Monday, Feb. 04, 1952
Under Mont Blanc
Since Caesar's legions and Hannibal's elephants crossed the Alps on footpaths, man has been waging a slow battle to conquer Europe's rock curtain. In 1800 Napoleon widened the Alpine trails and made them military roads. By 1820 the St. Gotthard pass had been widened to 18 feet, enough for two-way carriage traffic, but only in summer. Then in 1870 the eight-mile Mount Cenis railway tunnel, an engineering marvel in its day, was holed through.
Last week the Alps faced their final defeat. As soon as the snow clears this spring, a French-Italian-Swiss company announced, work will begin on the world's longest automobile tunnel, which will pass right through Mont Blanc, the highest of all the Alps (15,781 ft.).

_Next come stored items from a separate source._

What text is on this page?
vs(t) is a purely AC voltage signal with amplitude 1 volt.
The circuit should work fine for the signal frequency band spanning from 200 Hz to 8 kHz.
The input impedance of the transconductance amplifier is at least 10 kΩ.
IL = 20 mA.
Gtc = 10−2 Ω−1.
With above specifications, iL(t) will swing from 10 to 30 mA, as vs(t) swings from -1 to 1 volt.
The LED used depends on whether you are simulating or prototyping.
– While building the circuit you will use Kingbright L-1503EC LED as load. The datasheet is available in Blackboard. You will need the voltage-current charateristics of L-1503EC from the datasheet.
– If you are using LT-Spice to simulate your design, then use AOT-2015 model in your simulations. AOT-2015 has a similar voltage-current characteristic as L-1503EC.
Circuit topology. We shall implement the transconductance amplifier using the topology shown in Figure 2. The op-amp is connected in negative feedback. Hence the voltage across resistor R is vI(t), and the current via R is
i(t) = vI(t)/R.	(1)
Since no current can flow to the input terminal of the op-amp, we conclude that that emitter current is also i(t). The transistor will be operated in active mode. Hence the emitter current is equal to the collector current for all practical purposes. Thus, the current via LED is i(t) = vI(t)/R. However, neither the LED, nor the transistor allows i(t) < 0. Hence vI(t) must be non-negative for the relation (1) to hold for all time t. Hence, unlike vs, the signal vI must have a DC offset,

Truck Traffic. The seven-mile tunnel, to be finished in three years, will give Europe its first satisfactory truck route to link the industrial complexes of Italy with France, Germany and the Low Countries. Truck traffic over the Alps now takes a road full of steep grades and blocked seven to eight months out of twelve by snow. An alternative all-year route along the Mediterranean is shunned by truckers as hilly and hairpinnish. For tourists, the new tunnel will shorten the present Paris-Rome trip by 85 miles and many low-geared climbing hours.

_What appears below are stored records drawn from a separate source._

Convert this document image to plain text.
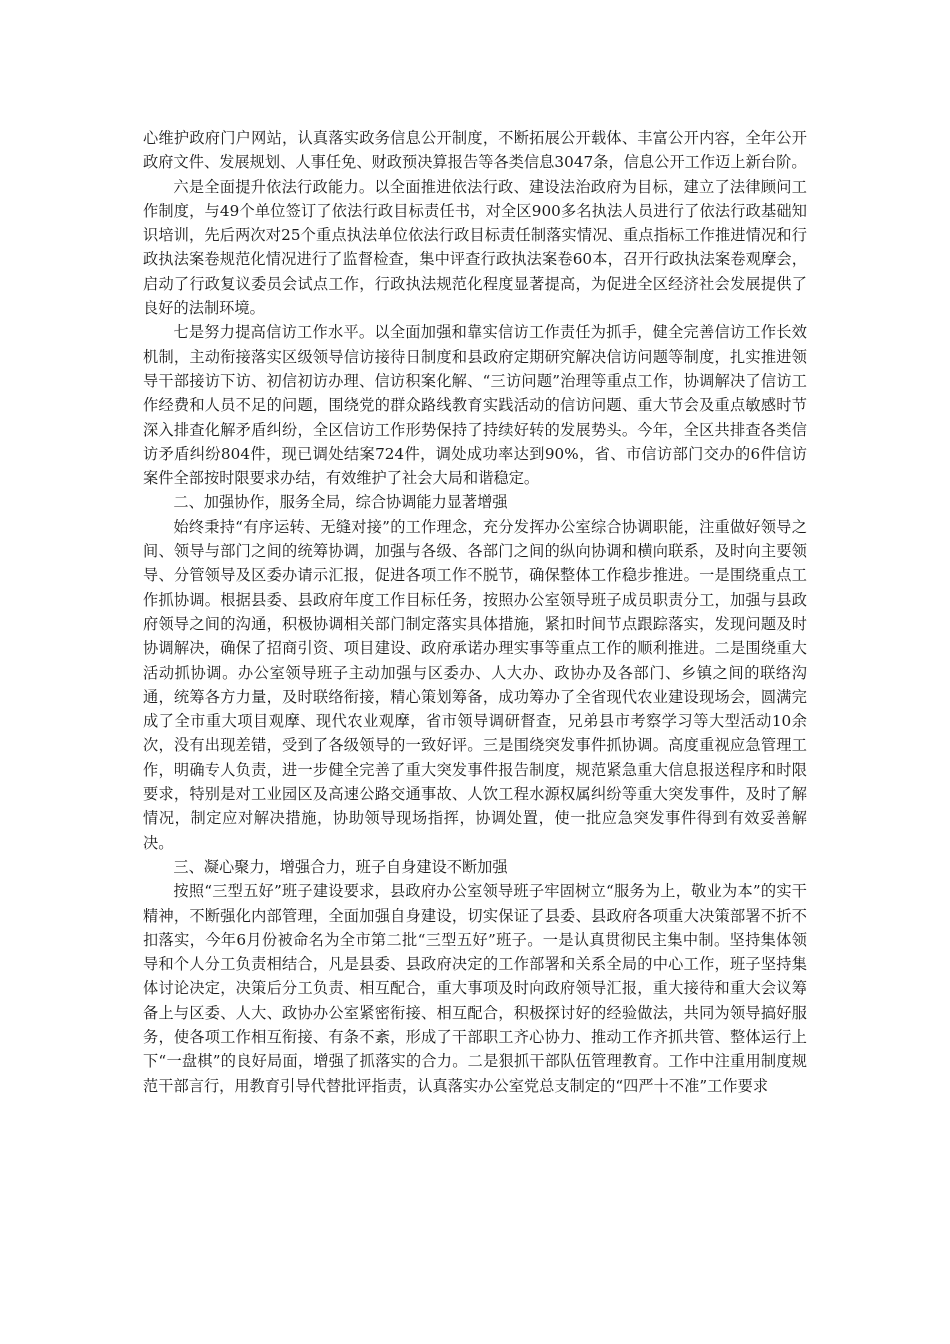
心维护政府门户网站，认真落实政务信息公开制度，不断拓展公开载体、丰富公开内容，全年公开政府文件、发展规划、人事任免、财政预决算报告等各类信息3047条，信息公开工作迈上新台阶。

六是全面提升依法行政能力。以全面推进依法行政、建设法治政府为目标，建立了法律顾问工作制度，与49个单位签订了依法行政目标责任书，对全区900多名执法人员进行了依法行政基础知识培训，先后两次对25个重点执法单位依法行政目标责任制落实情况、重点指标工作推进情况和行政执法案卷规范化情况进行了监督检查，集中评查行政执法案卷60本，召开行政执法案卷观摩会，启动了行政复议委员会试点工作，行政执法规范化程度显著提高，为促进全区经济社会发展提供了良好的法制环境。

七是努力提高信访工作水平。以全面加强和靠实信访工作责任为抓手，健全完善信访工作长效机制，主动衔接落实区级领导信访接待日制度和县政府定期研究解决信访问题等制度，扎实推进领导干部接访下访、初信初访办理、信访积案化解、“三访问题”治理等重点工作，协调解决了信访工作经费和人员不足的问题，围绕党的群众路线教育实践活动的信访问题、重大节会及重点敏感时节深入排查化解矛盾纠纷，全区信访工作形势保持了持续好转的发展势头。今年，全区共排查各类信访矛盾纠纷804件，现已调处结案724件，调处成功率达到90%，省、市信访部门交办的6件信访案件全部按时限要求办结，有效维护了社会大局和谐稳定。

二、加强协作，服务全局，综合协调能力显著增强

始终秉持“有序运转、无缝对接”的工作理念，充分发挥办公室综合协调职能，注重做好领导之间、领导与部门之间的统筹协调，加强与各级、各部门之间的纵向协调和横向联系，及时向主要领导、分管领导及区委办请示汇报，促进各项工作不脱节，确保整体工作稳步推进。一是围绕重点工作抓协调。根据县委、县政府年度工作目标任务，按照办公室领导班子成员职责分工，加强与县政府领导之间的沟通，积极协调相关部门制定落实具体措施，紧扣时间节点跟踪落实，发现问题及时协调解决，确保了招商引资、项目建设、政府承诺办理实事等重点工作的顺利推进。二是围绕重大活动抓协调。办公室领导班子主动加强与区委办、人大办、政协办及各部门、乡镇之间的联络沟通，统筹各方力量，及时联络衔接，精心策划筹备，成功筹办了全省现代农业建设现场会，圆满完成了全市重大项目观摩、现代农业观摩，省市领导调研督查，兄弟县市考察学习等大型活动10余次，没有出现差错，受到了各级领导的一致好评。三是围绕突发事件抓协调。高度重视应急管理工作，明确专人负责，进一步健全完善了重大突发事件报告制度，规范紧急重大信息报送程序和时限要求，特别是对工业园区及高速公路交通事故、人饮工程水源权属纠纷等重大突发事件，及时了解情况，制定应对解决措施，协助领导现场指挥，协调处置，使一批应急突发事件得到有效妥善解决。

三、凝心聚力，增强合力，班子自身建设不断加强

按照“三型五好”班子建设要求，县政府办公室领导班子牢固树立“服务为上，敬业为本”的实干精神，不断强化内部管理，全面加强自身建设，切实保证了县委、县政府各项重大决策部署不折不扣落实，今年6月份被命名为全市第二批“三型五好”班子。一是认真贯彻民主集中制。坚持集体领导和个人分工负责相结合，凡是县委、县政府决定的工作部署和关系全局的中心工作，班子坚持集体讨论决定，决策后分工负责、相互配合，重大事项及时向政府领导汇报，重大接待和重大会议筹备上与区委、人大、政协办公室紧密衔接、相互配合，积极探讨好的经验做法，共同为领导搞好服务，使各项工作相互衔接、有条不紊，形成了干部职工齐心协力、推动工作齐抓共管、整体运行上下“一盘棋”的良好局面，增强了抓落实的合力。二是狠抓干部队伍管理教育。工作中注重用制度规范干部言行，用教育引导代替批评指责，认真落实办公室党总支制定的“四严十不准”工作要求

Locally, the new Route blanche highway will bring together in trade the Chamonix valley on the French side of the mountain and the Aosta valley on the Italian. Aosta hydroelectric projects will be able to pipe power cheaply to France through the tunnel; snowslides make it impracticable to run high tension cables over the Alps.
The 50-ft.-wide tunnel will have four lanes and a 15-ft. ceiling, two feet higher than in New York's new Brooklyn-Battery tunnel. It will be more than -three times as long as the present longest highway tunnel, the 2.16-mile tube under the Mersey at Liverpool, England. A 9-ft. duct under the roadway will bring in fresh air, and a duct in the ceiling, with blowers, will take off carbon monoxide.

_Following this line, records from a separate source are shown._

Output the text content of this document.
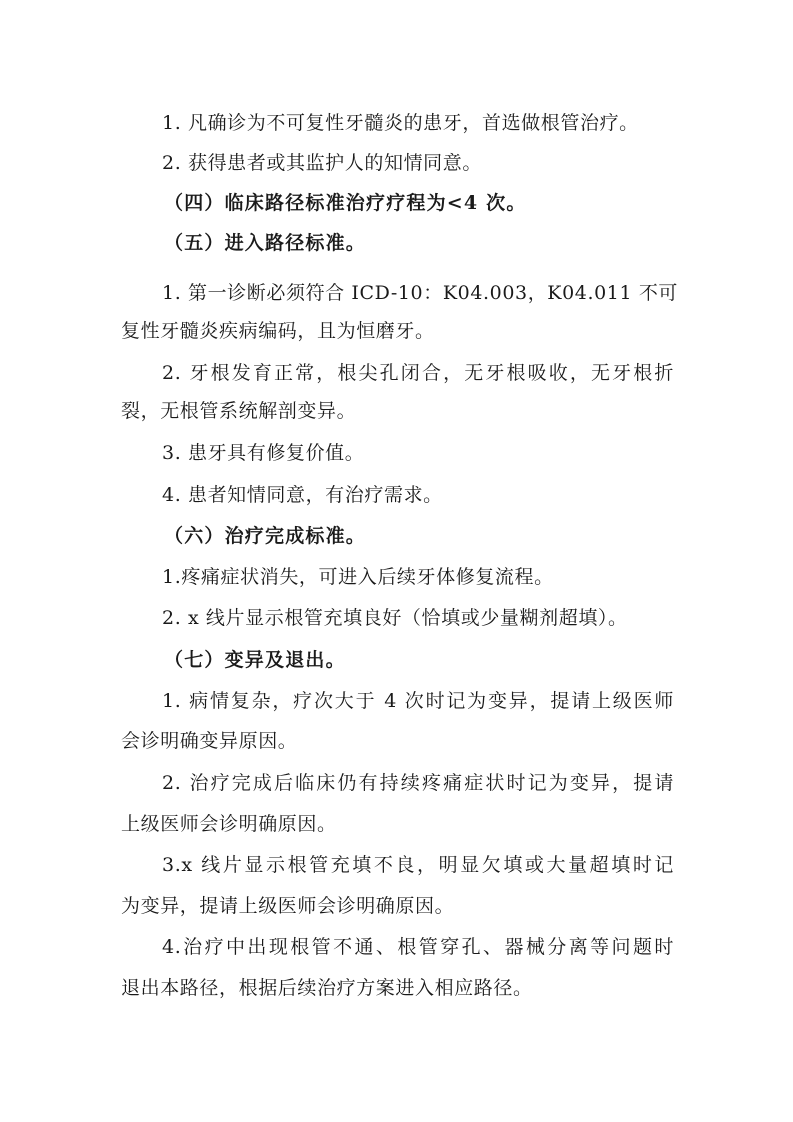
1. 凡确诊为不可复性牙髓炎的患牙，首选做根管治疗。
2. 获得患者或其监护人的知情同意。
（四）临床路径标准治疗疗程为<4 次。
（五）进入路径标准。
1. 第一诊断必须符合 ICD-10：K04.003，K04.011 不可
复性牙髓炎疾病编码，且为恒磨牙。
2. 牙根发育正常，根尖孔闭合，无牙根吸收，无牙根折
裂，无根管系统解剖变异。
3. 患牙具有修复价值。
4. 患者知情同意，有治疗需求。
（六）治疗完成标准。
1.疼痛症状消失，可进入后续牙体修复流程。
2. x 线片显示根管充填良好（恰填或少量糊剂超填）。
（七）变异及退出。
1. 病情复杂，疗次大于 4 次时记为变异，提请上级医师
会诊明确变异原因。
2. 治疗完成后临床仍有持续疼痛症状时记为变异，提请
上级医师会诊明确原因。
3.x 线片显示根管充填不良，明显欠填或大量超填时记
为变异，提请上级医师会诊明确原因。
4.治疗中出现根管不通、根管穿孔、器械分离等问题时
退出本路径，根据后续治疗方案进入相应路径。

Fifteen-Minute Toll. To dig the tunnel, contractors will use a mammoth U.S. cutter which fits the tube, rides along on rails, permits 24 electric drills to work at once. Most of Mont Blanc is solid granite, and (with electric drills) this is to the good: in 1880 workers digging the St. Gotthard tunnel in a less solid mountain were killed by rock lapses.
Toll for the 15-minute trip under the Alps will be about $1.50, which should amortize the $20 million cost fairly rapidly. The project has been discussed for decades without anything happening, but now at last the outlook is rosy--although the older burghers on both sides still have misgivings about the risk of new Caesars and new Hannibals.